*Hajime Naruse1
(1.Department of Geology and Mineralogy, Graduate School of Science, Kyoto University)
Keywords:sediment gravity flow, turbidite, inverse analysis, machine learning
Quantitative reconstruction of flow properties from turbidites is a long-standing problem in deep-sea sedimentology. If this is realized, magnitudes of past hazardous events may be estimated from geologic records containing seismo-(tsunami-)generated turbidites. Also, entire geometry of turbidite reservoir can be inferred by flow reconstruction. Thus, inverse analysis of turbidity currents contributes to disaster-risk assessment, and is of economic importance. Here we propose a new methodology to reconstruct flow properties of turbidity currents from three-dimensional geometry of deposits. In this method, a two-dimensional shallow-water model of turbidity currents was employed as the forward model. Numerical simulation was repeated to obtain horizontal distribution of thickness of turbidites under various initial conditions, and then this synthetic data set was used for supervised training of a deep-learning neural network (DNN).

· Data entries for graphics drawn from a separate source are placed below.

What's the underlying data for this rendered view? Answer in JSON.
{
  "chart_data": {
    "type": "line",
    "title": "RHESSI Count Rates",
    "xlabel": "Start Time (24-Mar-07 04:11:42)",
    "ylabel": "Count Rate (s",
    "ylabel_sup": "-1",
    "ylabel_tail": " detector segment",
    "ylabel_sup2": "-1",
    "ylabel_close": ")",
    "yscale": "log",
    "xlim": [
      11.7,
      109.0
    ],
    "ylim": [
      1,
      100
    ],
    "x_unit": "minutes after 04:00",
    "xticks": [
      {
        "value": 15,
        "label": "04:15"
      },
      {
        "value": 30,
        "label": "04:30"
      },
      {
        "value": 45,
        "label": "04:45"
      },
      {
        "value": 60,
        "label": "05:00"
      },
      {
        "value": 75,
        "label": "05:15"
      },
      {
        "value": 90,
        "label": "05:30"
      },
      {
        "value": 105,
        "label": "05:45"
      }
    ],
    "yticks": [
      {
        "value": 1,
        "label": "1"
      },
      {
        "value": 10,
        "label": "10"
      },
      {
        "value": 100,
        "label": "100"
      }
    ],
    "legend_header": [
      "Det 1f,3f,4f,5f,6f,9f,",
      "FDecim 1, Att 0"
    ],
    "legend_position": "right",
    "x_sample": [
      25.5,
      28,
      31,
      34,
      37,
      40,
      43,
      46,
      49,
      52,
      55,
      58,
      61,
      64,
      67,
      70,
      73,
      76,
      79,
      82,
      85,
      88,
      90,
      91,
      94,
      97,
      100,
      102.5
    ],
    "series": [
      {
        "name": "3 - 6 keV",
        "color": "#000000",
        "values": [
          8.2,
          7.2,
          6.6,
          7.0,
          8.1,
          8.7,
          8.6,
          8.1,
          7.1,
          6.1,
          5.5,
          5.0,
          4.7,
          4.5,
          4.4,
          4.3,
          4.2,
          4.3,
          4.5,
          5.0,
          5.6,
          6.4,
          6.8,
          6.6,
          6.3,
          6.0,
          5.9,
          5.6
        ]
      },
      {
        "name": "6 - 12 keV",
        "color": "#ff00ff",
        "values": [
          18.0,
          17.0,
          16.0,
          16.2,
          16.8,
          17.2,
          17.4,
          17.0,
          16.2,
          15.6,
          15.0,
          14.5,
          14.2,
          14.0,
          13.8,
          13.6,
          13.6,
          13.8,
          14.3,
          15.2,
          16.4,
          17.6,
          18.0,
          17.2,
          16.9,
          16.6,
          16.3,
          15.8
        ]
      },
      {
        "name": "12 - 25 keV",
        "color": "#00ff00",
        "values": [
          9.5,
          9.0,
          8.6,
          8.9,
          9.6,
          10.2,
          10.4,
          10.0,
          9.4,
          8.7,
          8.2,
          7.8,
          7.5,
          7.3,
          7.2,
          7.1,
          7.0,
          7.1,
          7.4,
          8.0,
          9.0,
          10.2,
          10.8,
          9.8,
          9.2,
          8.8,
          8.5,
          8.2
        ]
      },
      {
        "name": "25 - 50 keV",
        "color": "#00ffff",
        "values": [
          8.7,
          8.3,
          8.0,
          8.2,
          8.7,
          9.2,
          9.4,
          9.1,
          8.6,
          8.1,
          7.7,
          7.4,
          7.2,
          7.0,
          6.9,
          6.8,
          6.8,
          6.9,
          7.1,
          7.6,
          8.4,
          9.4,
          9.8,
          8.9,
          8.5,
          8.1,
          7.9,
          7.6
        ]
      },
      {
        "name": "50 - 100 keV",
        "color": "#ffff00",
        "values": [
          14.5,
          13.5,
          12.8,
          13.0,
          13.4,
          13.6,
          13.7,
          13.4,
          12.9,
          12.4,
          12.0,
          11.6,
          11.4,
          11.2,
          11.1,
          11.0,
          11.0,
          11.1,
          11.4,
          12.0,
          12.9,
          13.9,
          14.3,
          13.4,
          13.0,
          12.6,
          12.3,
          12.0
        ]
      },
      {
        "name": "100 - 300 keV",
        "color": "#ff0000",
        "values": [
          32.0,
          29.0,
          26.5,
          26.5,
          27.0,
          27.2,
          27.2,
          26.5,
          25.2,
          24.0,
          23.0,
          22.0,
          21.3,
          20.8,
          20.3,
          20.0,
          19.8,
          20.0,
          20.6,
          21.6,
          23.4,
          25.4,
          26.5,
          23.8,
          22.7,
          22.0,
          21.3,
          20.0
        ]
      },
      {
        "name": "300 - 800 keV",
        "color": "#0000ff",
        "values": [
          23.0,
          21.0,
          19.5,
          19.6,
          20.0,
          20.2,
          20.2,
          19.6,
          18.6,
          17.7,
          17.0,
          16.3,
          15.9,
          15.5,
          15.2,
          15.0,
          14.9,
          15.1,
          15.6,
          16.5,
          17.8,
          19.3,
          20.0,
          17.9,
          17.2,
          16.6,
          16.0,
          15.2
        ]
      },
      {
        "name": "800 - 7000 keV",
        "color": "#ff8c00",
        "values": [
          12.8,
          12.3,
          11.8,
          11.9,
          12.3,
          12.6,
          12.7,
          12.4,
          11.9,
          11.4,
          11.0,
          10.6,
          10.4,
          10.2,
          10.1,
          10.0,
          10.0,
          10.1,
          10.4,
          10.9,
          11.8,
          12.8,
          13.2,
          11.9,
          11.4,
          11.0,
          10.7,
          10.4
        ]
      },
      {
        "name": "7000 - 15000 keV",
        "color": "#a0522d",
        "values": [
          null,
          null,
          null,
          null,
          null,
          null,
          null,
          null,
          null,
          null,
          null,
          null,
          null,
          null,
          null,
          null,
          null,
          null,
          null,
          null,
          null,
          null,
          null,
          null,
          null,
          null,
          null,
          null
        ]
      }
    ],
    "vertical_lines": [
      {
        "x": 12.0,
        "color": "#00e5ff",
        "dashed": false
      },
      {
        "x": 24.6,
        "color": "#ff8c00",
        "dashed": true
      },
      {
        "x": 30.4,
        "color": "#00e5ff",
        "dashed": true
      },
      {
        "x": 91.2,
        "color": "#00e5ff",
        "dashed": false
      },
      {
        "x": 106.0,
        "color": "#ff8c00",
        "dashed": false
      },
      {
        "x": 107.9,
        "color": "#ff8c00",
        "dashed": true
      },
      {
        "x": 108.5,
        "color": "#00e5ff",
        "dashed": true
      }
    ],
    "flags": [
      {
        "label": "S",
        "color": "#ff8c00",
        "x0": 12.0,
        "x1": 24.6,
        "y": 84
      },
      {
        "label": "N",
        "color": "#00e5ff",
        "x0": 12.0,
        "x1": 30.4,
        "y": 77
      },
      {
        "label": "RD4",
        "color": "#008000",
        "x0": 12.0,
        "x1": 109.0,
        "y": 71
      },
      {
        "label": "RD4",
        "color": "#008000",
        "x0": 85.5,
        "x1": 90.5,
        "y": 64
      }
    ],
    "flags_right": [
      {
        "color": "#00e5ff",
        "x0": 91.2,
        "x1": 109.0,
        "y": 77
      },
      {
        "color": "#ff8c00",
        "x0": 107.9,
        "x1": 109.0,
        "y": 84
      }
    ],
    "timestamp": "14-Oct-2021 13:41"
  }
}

After the training phase finished, DNN properly estimated initial conditions of turbidity currents (e.g. initial flow height, velocity, etc.) from artificial test data set that was also produced from the forward model. To summarize, the machine learning produced the inverse model of turbidity currents that can estimate paleo-hydraulic conditions from synthetic or ancient turbidites. In previous methods, the computational cost of two dimensional model was too high to be employed as the forward model for turbidite inversion. On the other hand, our methodology can reconstruct initial conditions of turbidity currents instantaneously. Although production of the training data set requires 1000s times repetition of calculation, the problem of calculation efficiency can be easily solved by using PC cluster. In future study, it is expected to apply the new methodology to actual turbidites measured in 3D seismic profiles or by high-resolution sampling on modern sea floor.